I was speaking to Cathy Jamieson MP and MSP on Saturday 13th November. Ms Jamieson was the Justice Minister that presided over the creation of the Charter for Grandchildren in 2006. The Charter was created because of the evidence we presented to her showing how children were being denied the love and support of their grandparents. She still feels there is a need for closer unity between children and their grandparents.
Ms Jamieson was a social worker in the eighties and did say that the family was her first point of call when children were in a crisis situation. We don’t deny that, but too often it is only a stop-gap and it is well known that a misuse of family love and loyalty is used (blackmail) by Social Services “If you don’t take the children now and always agree with us, the children will be adopted and you will never see them again”. Then they are later removed when ‘official’ foster carers are found, many later to be adopted.
David Crawford states that the guidance contained in The Charter for Grandchildren is already Social Service practice. If that is the case then why are there so many grandparents reporting otherwise? They can’t all be unsuitable carers.
We need to know that proper consideration of grandparents first as carers is included in social worker training. We need to see the training programme that is taught.
Are social workers themselves to blame by not doing their job as they should?
Or is it a management fault of not being aware of their staff’s actions?
Are social workers under pressure to cut corners for the sake of workload and costs? Too many unanswered questions because there are still too many problems being reported to us and in the media.

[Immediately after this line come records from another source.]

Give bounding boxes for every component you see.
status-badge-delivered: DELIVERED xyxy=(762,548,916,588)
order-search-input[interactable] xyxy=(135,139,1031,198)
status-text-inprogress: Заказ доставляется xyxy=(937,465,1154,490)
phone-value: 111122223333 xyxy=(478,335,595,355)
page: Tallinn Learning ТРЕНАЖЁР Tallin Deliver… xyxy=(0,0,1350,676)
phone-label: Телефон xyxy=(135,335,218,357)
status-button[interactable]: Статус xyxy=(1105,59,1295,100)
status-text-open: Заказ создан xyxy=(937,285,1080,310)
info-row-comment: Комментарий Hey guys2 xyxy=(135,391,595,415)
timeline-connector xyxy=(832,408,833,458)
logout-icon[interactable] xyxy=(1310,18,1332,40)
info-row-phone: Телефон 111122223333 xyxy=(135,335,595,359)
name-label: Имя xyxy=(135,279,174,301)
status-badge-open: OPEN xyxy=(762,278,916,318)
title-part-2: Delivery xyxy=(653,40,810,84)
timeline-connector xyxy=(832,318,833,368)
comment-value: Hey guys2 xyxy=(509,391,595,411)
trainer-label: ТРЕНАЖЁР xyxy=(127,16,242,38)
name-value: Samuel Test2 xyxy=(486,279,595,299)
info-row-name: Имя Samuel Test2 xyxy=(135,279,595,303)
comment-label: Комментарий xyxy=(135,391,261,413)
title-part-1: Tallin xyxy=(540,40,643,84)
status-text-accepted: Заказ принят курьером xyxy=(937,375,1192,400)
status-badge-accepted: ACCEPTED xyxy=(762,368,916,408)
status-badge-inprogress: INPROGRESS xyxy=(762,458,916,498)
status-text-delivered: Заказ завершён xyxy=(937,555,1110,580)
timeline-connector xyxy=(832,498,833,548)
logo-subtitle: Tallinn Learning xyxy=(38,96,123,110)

The media and Councils’ own advertising confirm that Social Service departments across the country, including Mr Crawford’s are short of foster carers. They badly need the help and support of an army of willing grandparents that are available to do just that. So why do Social Services not use every means at hand for keeping children within the familiar caring and protection that grandparents and extended family can offer whenever possible? The children would benefit from the security and stability and councils would save money. It beggars belief that such a simple solution seems so difficult for Social Services to put into practice.